CHICAGO (CBS) — Cyclists who violate traffic laws or motorists who open their doors in front of people on bikes would face steeper fines under a measure Mayor Rahm Emanuel introduced to the City Council on Wednesday.
Under the mayor’s plan, the fine when cyclists disobey traffic laws would go from a flat $25 to a range of $50 to $200, depending on the violation.
“If they are sharing the roadway with vehicles, cyclists must obey all traffic laws, including yielding to pedestrians, stopping at traffic signals and indicating when they are making turns,” Mayor Emanuel said. “When the traffic laws are obeyed, everyone is safer. By increasing the fines for failing to obey the law, cyclists will behave more responsibly, increasing safety and encouraging others to ride bikes.”
The mayor’s proposal would also double the fine for “dooring” cyclists – by opening a vehicle door into their path – to $1,000.
The fine would also double, to $300, for anyone who leaves a car door open in traffic.
The mayor’s office said there were more than 250 dooring accidents in the city last year.
“I’ve been doored or hit about 5 times,” said 32nd ward Alderman Scott Waguespack.
Alderman Waguespack says the real task is enforcing the rules – and schooling drivers and bikers on how the bike lanes work.
The Emanuel administration has launched an effort to place stickers on the rear passenger windows of every cab in the city, saying “Look! Before Opening Your Door.” The move is an effort to make sure cab drivers are aware of the need to look out for cyclists approaching their cabs from behind.
WBBM Newsradio’s Mike Krauser reports cyclists were giving the mayor’s plans mixed reviews.
Amanda Neal, an employee at On The Route Bicycles, admitted she breaks traffic laws “a lot” when she rides.

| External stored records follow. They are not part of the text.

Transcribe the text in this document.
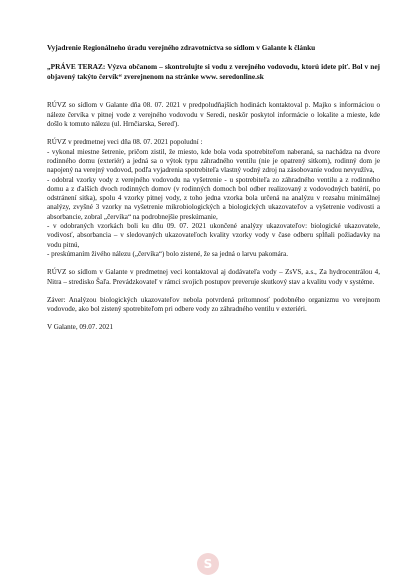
Vyjadrenie Regionálneho úradu verejného zdravotníctva so sídlom v Galante k článku

„PRÁVE TERAZ: Výzva občanom – skontrolujte si vodu z verejného vodovodu, ktorú idete piť. Bol v nej objavený takýto červík“ zverejnenom na stránke www. seredonline.sk

RÚVZ so sídlom v Galante dňa 08. 07. 2021 v predpoludňajších hodinách kontaktoval p. Majko s informáciou o náleze červíka v pitnej vode z verejného vodovodu v Seredi, neskôr poskytol informácie o lokalite a mieste, kde došlo k tomuto nálezu (ul. Hrnčiarska, Sereď).

RÚVZ v predmetnej veci dňa 08. 07. 2021 popoludní :

- vykonal miestne šetrenie, pričom zistil, že miesto, kde bola voda spotrebiteľom naberaná, sa nachádza na dvore rodinného domu (exteriér) a jedná sa o výtok typu záhradného ventilu (nie je opatrený sitkom), rodinný dom je napojený na verejný vodovod, podľa vyjadrenia spotrebiteľa vlastný vodný zdroj na zásobovanie vodou nevyužíva,

- odobral vzorky vody z verejného vodovodu na vyšetrenie - u spotrebiteľa zo záhradného ventilu a z rodinného domu a z ďalších dvoch rodinných domov (v rodinných domoch bol odber realizovaný z vodovodných batérií, po odstránení sitka), spolu 4 vzorky pitnej vody, z toho jedna vzorka bola určená na analýzu v rozsahu minimálnej analýzy, zvyšné 3 vzorky na vyšetrenie mikrobiologických a biologických ukazovateľov a vyšetrenie vodivosti a absorbancie, zobral „červíka“ na podrobnejšie preskúmanie,

- v odobraných vzorkách boli ku dňu 09. 07. 2021 ukončené analýzy ukazovateľov: biologické ukazovatele, vodivosť, absorbancia – v sledovaných ukazovateľoch kvality vzorky vody v čase odberu spĺňali požiadavky na vodu pitnú,

- preskúmaním živého nálezu („červíka“) bolo zistené, že sa jedná o larvu pakomára.

RÚVZ so sídlom v Galante v predmetnej veci kontaktoval aj dodávateľa vody – ZsVS, a.s., Za hydrocentrálou 4, Nitra – stredisko Šaľa. Prevádzkovateľ v rámci svojich postupov preveruje skutkový stav a kvalitu vody v systéme.

Záver: Analýzou biologických ukazovateľov nebola potvrdená prítomnosť podobného organizmu vo verejnom vodovode, ako bol zistený spotrebiteľom pri odbere vody zo záhradného ventilu v exteriéri.

V Galante, 09.07. 2021

S
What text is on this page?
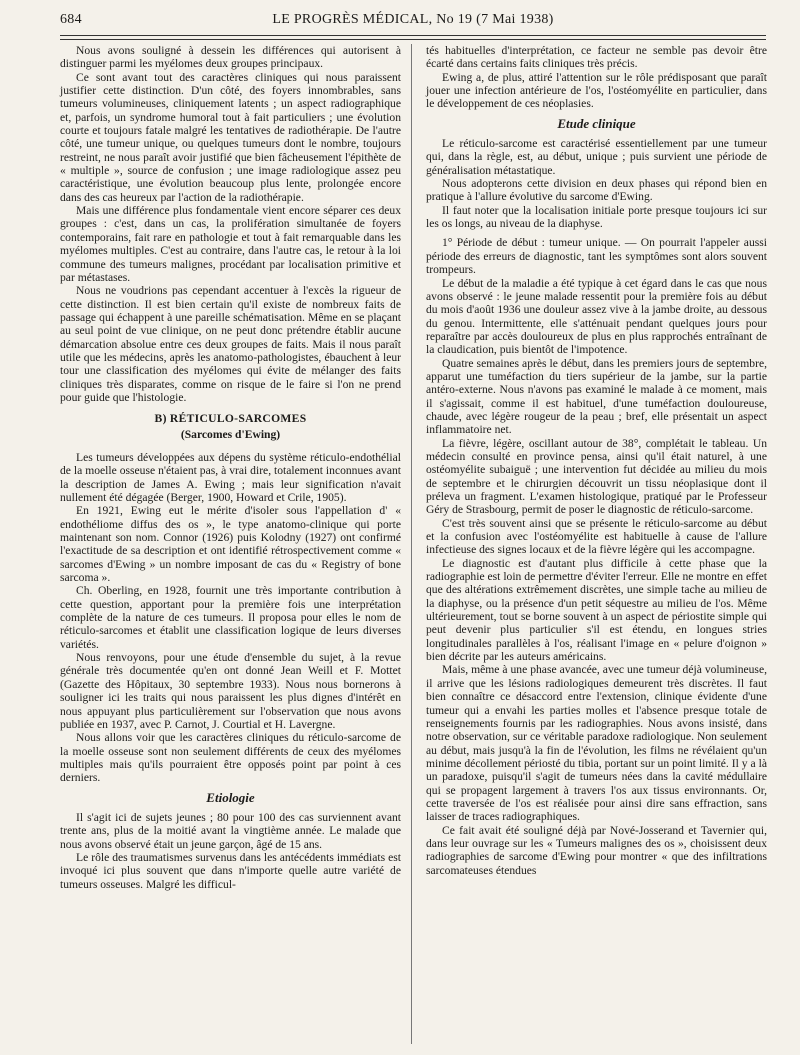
684	LE PROGRÈS MÉDICAL, No 19 (7 Mai 1938)

Nous avons souligné à dessein les différences qui autorisent à distinguer parmi les myélomes deux groupes principaux.

Ce sont avant tout des caractères cliniques qui nous paraissent justifier cette distinction. D'un côté, des foyers innombrables, sans tumeurs volumineuses, cliniquement latents ; un aspect radiographique et, parfois, un syndrome humoral tout à fait particuliers ; une évolution courte et toujours fatale malgré les tentatives de radiothérapie. De l'autre côté, une tumeur unique, ou quelques tumeurs dont le nombre, toujours restreint, ne nous paraît avoir justifié que bien fâcheusement l'épithète de « multiple », source de confusion ; une image radiologique assez peu caractéristique, une évolution beaucoup plus lente, prolongée encore dans des cas heureux par l'action de la radiothérapie.

Mais une différence plus fondamentale vient encore séparer ces deux groupes : c'est, dans un cas, la prolifération simultanée de foyers contemporains, fait rare en pathologie et tout à fait remarquable dans les myélomes multiples. C'est au contraire, dans l'autre cas, le retour à la loi commune des tumeurs malignes, procédant par localisation primitive et par métastases.

Nous ne voudrions pas cependant accentuer à l'excès la rigueur de cette distinction. Il est bien certain qu'il existe de nombreux faits de passage qui échappent à une pareille schématisation. Même en se plaçant au seul point de vue clinique, on ne peut donc prétendre établir aucune démarcation absolue entre ces deux groupes de faits. Mais il nous paraît utile que les médecins, après les anatomo-pathologistes, ébauchent à leur tour une classification des myélomes qui évite de mélanger des faits cliniques très disparates, comme on risque de le faire si l'on ne prend pour guide que l'histologie.

B) RÉTICULO-SARCOMES
(Sarcomes d'Ewing)

Les tumeurs développées aux dépens du système réticulo-endothélial de la moelle osseuse n'étaient pas, à vrai dire, totalement inconnues avant la description de James A. Ewing ; mais leur signification n'avait nullement été dégagée (Berger, 1900, Howard et Crile, 1905).

En 1921, Ewing eut le mérite d'isoler sous l'appellation d' « endothéliome diffus des os », le type anatomo-clinique qui porte maintenant son nom. Connor (1926) puis Kolodny (1927) ont confirmé l'exactitude de sa description et ont identifié rétrospectivement comme « sarcomes d'Ewing » un nombre imposant de cas du « Registry of bone sarcoma ».

Ch. Oberling, en 1928, fournit une très importante contribution à cette question, apportant pour la première fois une interprétation complète de la nature de ces tumeurs. Il proposa pour elles le nom de réticulo-sarcomes et établit une classification logique de leurs diverses variétés.

Nous renvoyons, pour une étude d'ensemble du sujet, à la revue générale très documentée qu'en ont donné Jean Weill et F. Mottet (Gazette des Hôpitaux, 30 septembre 1933). Nous nous bornerons à souligner ici les traits qui nous paraissent les plus dignes d'intérêt en nous appuyant plus particulièrement sur l'observation que nous avons publiée en 1937, avec P. Carnot, J. Courtial et H. Lavergne.

Nous allons voir que les caractères cliniques du réticulo-sarcome de la moelle osseuse sont non seulement différents de ceux des myélomes multiples mais qu'ils pourraient être opposés point par point à ces derniers.

Etiologie

Il s'agit ici de sujets jeunes ; 80 pour 100 des cas surviennent avant trente ans, plus de la moitié avant la vingtième année. Le malade que nous avons observé était un jeune garçon, âgé de 15 ans.

Le rôle des traumatismes survenus dans les antécédents immédiats est invoqué ici plus souvent que dans n'importe quelle autre variété de tumeurs osseuses. Malgré les difficul-

tés habituelles d'interprétation, ce facteur ne semble pas devoir être écarté dans certains faits cliniques très précis.

Ewing a, de plus, attiré l'attention sur le rôle prédisposant que paraît jouer une infection antérieure de l'os, l'ostéomyélite en particulier, dans le développement de ces néoplasies.

Etude clinique

Le réticulo-sarcome est caractérisé essentiellement par une tumeur qui, dans la règle, est, au début, unique ; puis survient une période de généralisation métastatique.

Nous adopterons cette division en deux phases qui répond bien en pratique à l'allure évolutive du sarcome d'Ewing.

Il faut noter que la localisation initiale porte presque toujours ici sur les os longs, au niveau de la diaphyse.

1° Période de début : tumeur unique. — On pourrait l'appeler aussi période des erreurs de diagnostic, tant les symptômes sont alors souvent trompeurs.

Le début de la maladie a été typique à cet égard dans le cas que nous avons observé : le jeune malade ressentit pour la première fois au début du mois d'août 1936 une douleur assez vive à la jambe droite, au dessous du genou. Intermittente, elle s'atténuait pendant quelques jours pour reparaître par accès douloureux de plus en plus rapprochés entraînant de la claudication, puis bientôt de l'impotence.

Quatre semaines après le début, dans les premiers jours de septembre, apparut une tuméfaction du tiers supérieur de la jambe, sur la partie antéro-externe. Nous n'avons pas examiné le malade à ce moment, mais il s'agissait, comme il est habituel, d'une tuméfaction douloureuse, chaude, avec légère rougeur de la peau ; bref, elle présentait un aspect inflammatoire net.

La fièvre, légère, oscillant autour de 38°, complétait le tableau. Un médecin consulté en province pensa, ainsi qu'il était naturel, à une ostéomyélite subaiguë ; une intervention fut décidée au milieu du mois de septembre et le chirurgien découvrit un tissu néoplasique dont il préleva un fragment. L'examen histologique, pratiqué par le Professeur Géry de Strasbourg, permit de poser le diagnostic de réticulo-sarcome.

C'est très souvent ainsi que se présente le réticulo-sarcome au début et la confusion avec l'ostéomyélite est habituelle à cause de l'allure infectieuse des signes locaux et de la fièvre légère qui les accompagne.

Le diagnostic est d'autant plus difficile à cette phase que la radiographie est loin de permettre d'éviter l'erreur. Elle ne montre en effet que des altérations extrêmement discrètes, une simple tache au milieu de la diaphyse, ou la présence d'un petit séquestre au milieu de l'os. Même ultérieurement, tout se borne souvent à un aspect de périostite simple qui peut devenir plus particulier s'il est étendu, en longues stries longitudinales parallèles à l'os, réalisant l'image en « pelure d'oignon » bien décrite par les auteurs américains.

Mais, même à une phase avancée, avec une tumeur déjà volumineuse, il arrive que les lésions radiologiques demeurent très discrètes. Il faut bien connaître ce désaccord entre l'extension, clinique évidente d'une tumeur qui a envahi les parties molles et l'absence presque totale de renseignements fournis par les radiographies. Nous avons insisté, dans notre observation, sur ce véritable paradoxe radiologique. Non seulement au début, mais jusqu'à la fin de l'évolution, les films ne révélaient qu'un minime décollement périosté du tibia, portant sur un point limité. Il y a là un paradoxe, puisqu'il s'agit de tumeurs nées dans la cavité médullaire qui se propagent largement à travers l'os aux tissus environnants. Or, cette traversée de l'os est réalisée pour ainsi dire sans effraction, sans laisser de traces radiographiques.

Ce fait avait été souligné déjà par Nové-Josserand et Tavernier qui, dans leur ouvrage sur les « Tumeurs malignes des os », choisissent deux radiographies de sarcome d'Ewing pour montrer « que des infiltrations sarcomateuses étendues
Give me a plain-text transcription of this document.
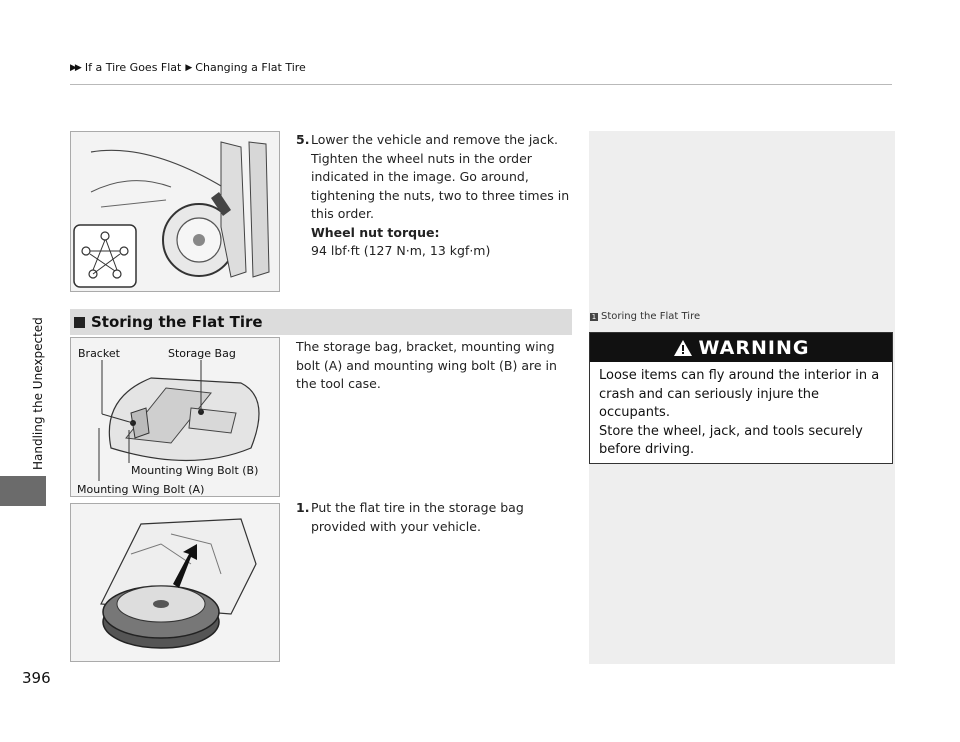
▶▶ If a Tire Goes Flat ▶ Changing a Flat Tire
Handling the Unexpected
396
5. Lower the vehicle and remove the jack. Tighten the wheel nuts in the order indicated in the image. Go around, tightening the nuts, two to three times in this order.
Wheel nut torque:
94 lbf·ft (127 N·m, 13 kgf·m)
Storing the Flat Tire
Bracket	Storage Bag
Mounting Wing Bolt (B)
Mounting Wing Bolt (A)
The storage bag, bracket, mounting wing bolt (A) and mounting wing bolt (B) are in the tool case.
1. Put the flat tire in the storage bag provided with your vehicle.
1 Storing the Flat Tire
WARNING
Loose items can fly around the interior in a crash and can seriously injure the occupants.
Store the wheel, jack, and tools securely before driving.
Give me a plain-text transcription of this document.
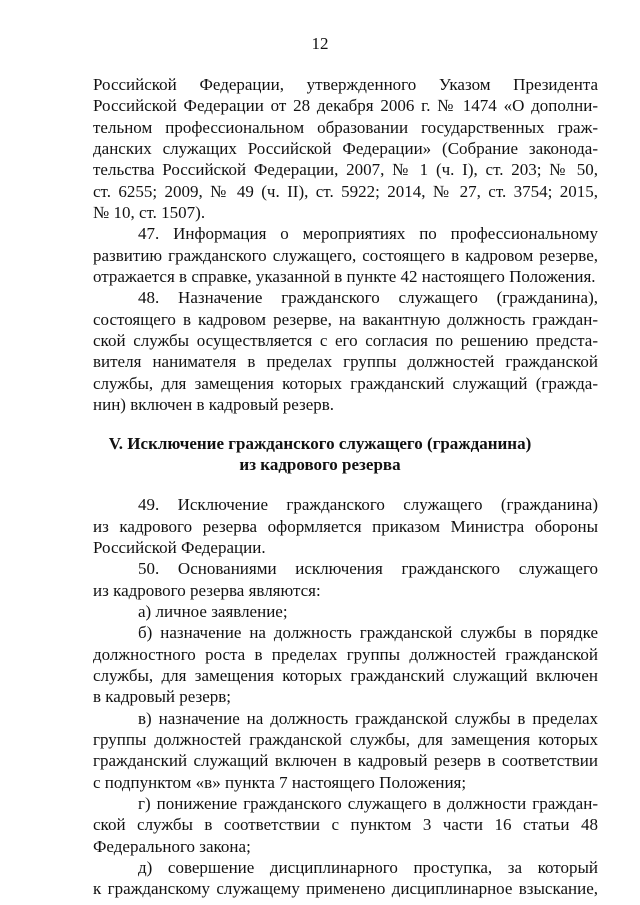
12
Российской Федерации, утвержденного Указом Президента
Российской Федерации от 28 декабря 2006 г. № 1474 «О дополни-
тельном профессиональном образовании государственных граж-
данских служащих Российской Федерации» (Собрание законода-
тельства Российской Федерации, 2007, № 1 (ч. I), ст. 203; № 50,
ст. 6255; 2009, № 49 (ч. II), ст. 5922; 2014, № 27, ст. 3754; 2015,
№ 10, ст. 1507).
47. Информация о мероприятиях по профессиональному
развитию гражданского служащего, состоящего в кадровом резерве,
отражается в справке, указанной в пункте 42 настоящего Положения.
48. Назначение гражданского служащего (гражданина),
состоящего в кадровом резерве, на вакантную должность граждан-
ской службы осуществляется с его согласия по решению предста-
вителя нанимателя в пределах группы должностей гражданской
службы, для замещения которых гражданский служащий (гражда-
нин) включен в кадровый резерв.
V. Исключение гражданского служащего (гражданина)
из кадрового резерва
49. Исключение гражданского служащего (гражданина)
из кадрового резерва оформляется приказом Министра обороны
Российской Федерации.
50. Основаниями исключения гражданского служащего
из кадрового резерва являются:
а) личное заявление;
б) назначение на должность гражданской службы в порядке
должностного роста в пределах группы должностей гражданской
службы, для замещения которых гражданский служащий включен
в кадровый резерв;
в) назначение на должность гражданской службы в пределах
группы должностей гражданской службы, для замещения которых
гражданский служащий включен в кадровый резерв в соответствии
с подпунктом «в» пункта 7 настоящего Положения;
г) понижение гражданского служащего в должности граждан-
ской службы в соответствии с пунктом 3 части 16 статьи 48
Федерального закона;
д) совершение дисциплинарного проступка, за который
к гражданскому служащему применено дисциплинарное взыскание,
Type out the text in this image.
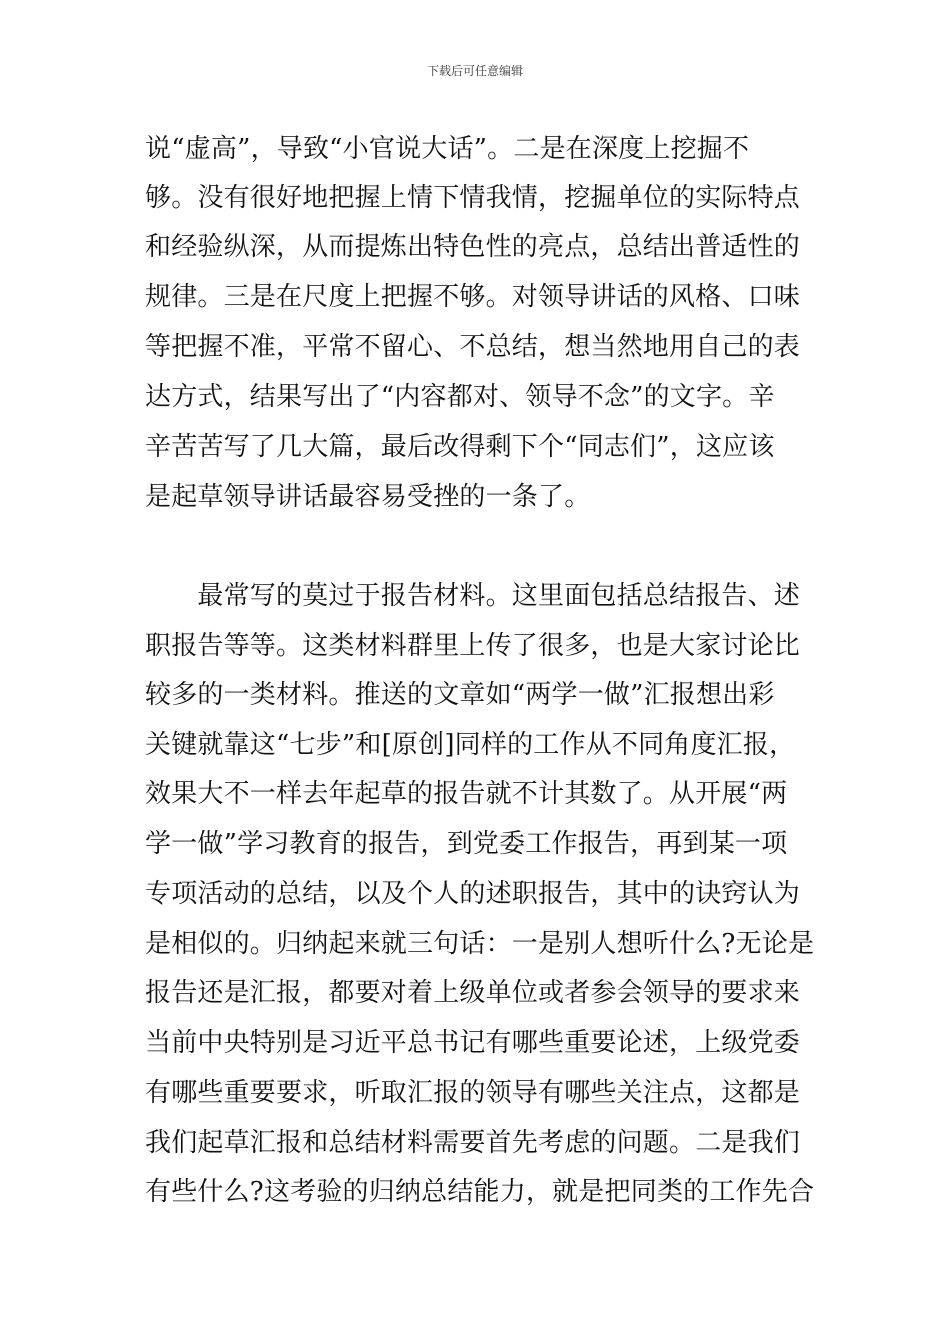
下载后可任意编辑
说“虚高”，导致“小官说大话”。二是在深度上挖掘不
够。没有很好地把握上情下情我情，挖掘单位的实际特点
和经验纵深，从而提炼出特色性的亮点，总结出普适性的
规律。三是在尺度上把握不够。对领导讲话的风格、口味
等把握不准，平常不留心、不总结，想当然地用自己的表
达方式，结果写出了“内容都对、领导不念”的文字。辛
辛苦苦写了几大篇，最后改得剩下个“同志们”，这应该
是起草领导讲话最容易受挫的一条了。
　　最常写的莫过于报告材料。这里面包括总结报告、述
职报告等等。这类材料群里上传了很多，也是大家讨论比
较多的一类材料。推送的文章如“两学一做”汇报想出彩
关键就靠这“七步”和[原创]同样的工作从不同角度汇报，
效果大不一样去年起草的报告就不计其数了。从开展“两
学一做”学习教育的报告，到党委工作报告，再到某一项
专项活动的总结，以及个人的述职报告，其中的诀窍认为
是相似的。归纳起来就三句话：一是别人想听什么?无论是
报告还是汇报，都要对着上级单位或者参会领导的要求来
当前中央特别是习近平总书记有哪些重要论述，上级党委
有哪些重要要求，听取汇报的领导有哪些关注点，这都是
我们起草汇报和总结材料需要首先考虑的问题。二是我们
有些什么?这考验的归纳总结能力，就是把同类的工作先合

“On my way here, I think I ran at least 10 reds,” she said. “I think people definitely need to pay more attention to the actual laws while they’re biking. I know a lot of cyclists who don’t pay any attention to the laws, and I think that’s where a lot of animosity towards cyclists comes from.”
Will Godfrey bikes 20 miles every day to and from work. He likes the plan.
“It’s a problem when you violate other vehicles or other cyclists’ right of way. And then it actually gets dangerous,” said Godfrey.
Sean Cooley said he’s concerned the increase in fines might be used as a revenue generator for the city.
“It’s the city of Chicago,” he said.
Cyclists do like the increased fine for dooring, however.